The problem is that conflicts happen when you use a company, and you need to know as much as possible about how they handle conflicts. You need to know if they keep appointments on time. You need to know if they overbill, or are careless in their work too. Other companies might ditch you in the middle of a big project. There are many types of debilitating issues that can happen when you hire a company.
The most serious issue I have with companies is that you might work with a different employee every year or two in a company relationship. One employee might be wonderful, while the other one might be a disaster from hell. A particular company is only as good as the employee that they have who works with you now!
So, how do you craft probing questions?
Probing questions are easy. Just ask open ended questions that can only be answered with a paragraph. If the interviewee clams up, then you know that the person is really not very thoughtful. If the person has a very thorough answer and peppers it with a few little jokes, then they are very thoughtful. You might get an answer that sounds like it comes from a textbook in a dull monotone as well which tells me all I need to know.
And how do you craft trick questions?
Hmm. This really depends on what you want to find out. If you want to find out if they bill for excess hours, then you could mention in passing how this “Other” company you heard of gave your friend a crazy bill with all types of inflated figures and unauthorized charges — see how the interviewee reacts. You might learn nothing from this, or just get a politically correct neutral answer. They might assure you that THEY would never do that. It is hard to tell what you will actually learn. If it were me, I would pay attention to their level of anxiety when you ask this question, and what their body language tells you.
If you are concerned about being ditched or put on the back burner in the middle of a long project, discuss the topic of time sensitive contracts with incentives and penalties for timely or untimely delivery of work up to specifications. See if they would consider it. A contract doesn’t really protect you. Someone irresponsible will fail on a contract very often, and perhaps get sued, while someone reliable will be true to you with or without a contract. A company’s willingness to sign a time sensitive contract would be an encouraging sign, but there is no such thing as a definte sign — there are only indications.

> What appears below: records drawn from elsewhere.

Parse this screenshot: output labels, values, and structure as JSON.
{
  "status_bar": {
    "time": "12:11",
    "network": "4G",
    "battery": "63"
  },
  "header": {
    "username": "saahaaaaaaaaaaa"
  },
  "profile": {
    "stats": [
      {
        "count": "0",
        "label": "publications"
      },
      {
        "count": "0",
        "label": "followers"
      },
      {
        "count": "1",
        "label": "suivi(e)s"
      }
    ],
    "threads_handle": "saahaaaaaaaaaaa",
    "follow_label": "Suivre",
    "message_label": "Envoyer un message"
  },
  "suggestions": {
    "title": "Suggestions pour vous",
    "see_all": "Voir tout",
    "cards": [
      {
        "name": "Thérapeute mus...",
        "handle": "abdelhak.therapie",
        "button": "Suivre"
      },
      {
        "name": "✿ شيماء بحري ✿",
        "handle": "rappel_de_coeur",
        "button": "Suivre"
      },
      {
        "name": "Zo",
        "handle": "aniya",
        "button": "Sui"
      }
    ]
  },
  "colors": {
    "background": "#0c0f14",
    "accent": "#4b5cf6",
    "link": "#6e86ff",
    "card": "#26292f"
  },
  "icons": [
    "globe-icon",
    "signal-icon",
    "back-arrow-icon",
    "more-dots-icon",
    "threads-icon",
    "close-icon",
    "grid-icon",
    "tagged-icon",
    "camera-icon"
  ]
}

If you think that many employees are drunkards, you could make a remark about how many people in the neighborhood or at some other company you went to were drunkards. See how people react.
You will learn nothing by asking questions that lead people to only one answer. Don’t ask if they like their job, and don’t ask if they are conscientious. As HOW they are conscientious, and WHAT they like about their job. Ask probing questions, and try to catch people off guard to see what happens. Prepare a few curve ball questions and take notes on how everyone reacts. With Indians, this might be a little harder to manage, because there are many people in India who are emotionally very over-reactive and panic very easily. Have fun, and keep the paramedics on speed dial just in case you accidentally ask someone if they did something bad that they actually did — and then they have a panic attack and have trouble breathing!